Children will be offered simplified, jargon free leaflets explaining their rights on social media in a bid to provide them with better protection.
The Children’s Commissioner, who has produced the guides, says they are aimed at apps like Facebook, Twitter, Instagram, WhatsApp and Snapchat.
With terms and conditions often being complicated – Instagram’s alone is 17 pages long – many youngsters admit they ignore them and press accept, without knowing the true consequences.
The new “jargon busters” will highlight how much access some companies have to personal information, such as credit card details, your exact location and your contacts.
Some are even able to see how much battery you have left on your phone.
The leaflets will also advise people on how Snapchat can publically display or sell any content a young person puts on live or local Snapchat, which may feature their face or voice.
The simplified terms and conditions will be handed out to thousands of teachers up and down the country, in the hope that many students will have a better idea of their rights online.

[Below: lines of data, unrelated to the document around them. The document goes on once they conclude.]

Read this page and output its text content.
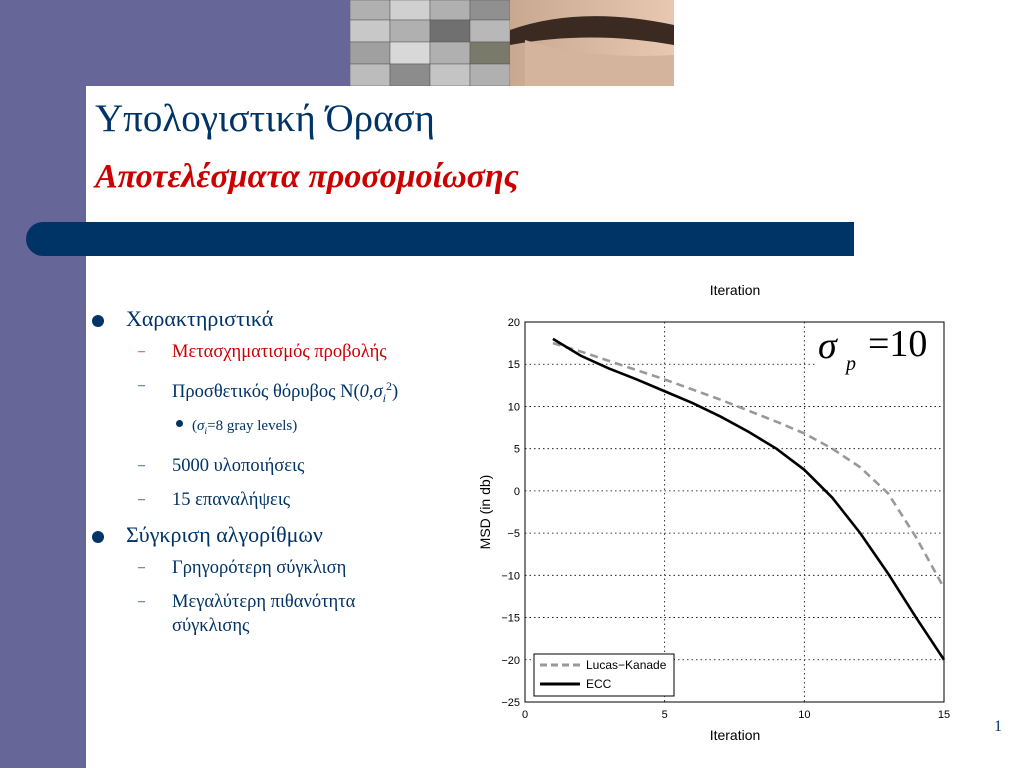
Υπολογιστική Όραση
Αποτελέσματα προσομοίωσης
Χαρακτηριστικά
– Μετασχηματισμός προβολής
– Προσθετικός θόρυβος $N(0,\sigma_i^2)$
($\sigma_i=8$ gray levels)
– 5000 υλοποιήσεις
– 15 επαναλήψεις
Σύγκριση αλγορίθμων
– Γρηγορότερη σύγκλιση
– Μεγαλύτερη πιθανότητα σύγκλισης
Iteration
0	5	10	15
20
15
10
5
0
−5
−10
−15
−20
−25
MSD (in db)
Iteration
σ p =10
Lucas−Kanade
ECC
1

At Brymore Academy in Somerset some were shocked to hear the type of information social media companies can gain access to.
Zadan Elmrabti, 15, told Sky News: “Terms and conditions are so long that you just click accept.
“So I think the idea that we will be able to read it and understand it is good. I didn’t realise they could get credit card details because I didn’t read the terms and conditions before.”
His classmate, Ryhs Thomas said: “I’m not really surprised that they can access my location… I see social media sites as quite snakey and bad really.”
There is mounting pressure for social media sites to better protect children.
Research by OFCOM found that three to four-year-olds’ online use is just over eight hours a week, whilst for 12 to 15-year-olds it is more than 20 hours.
Of that age group 56% have an Instagram account.
Children’s Commissioner, Anne Longfield, told Sky News: “I want the social media giants who dominate this world that so many children now live in to really take responsibility to be more transparent and to help children understand what they are signing up to.
“Now there is legislation coming in next year, new privacy legislation from Europe, which means they will have to do more to help anyone, but particularly young people understand what they are signing up to.”
Facebook has said it wants everyone to feel safe and secure when using the site and insists it is working closely with safety experts to make sure children know how technology works and what they need to think about before sharing things on the internet.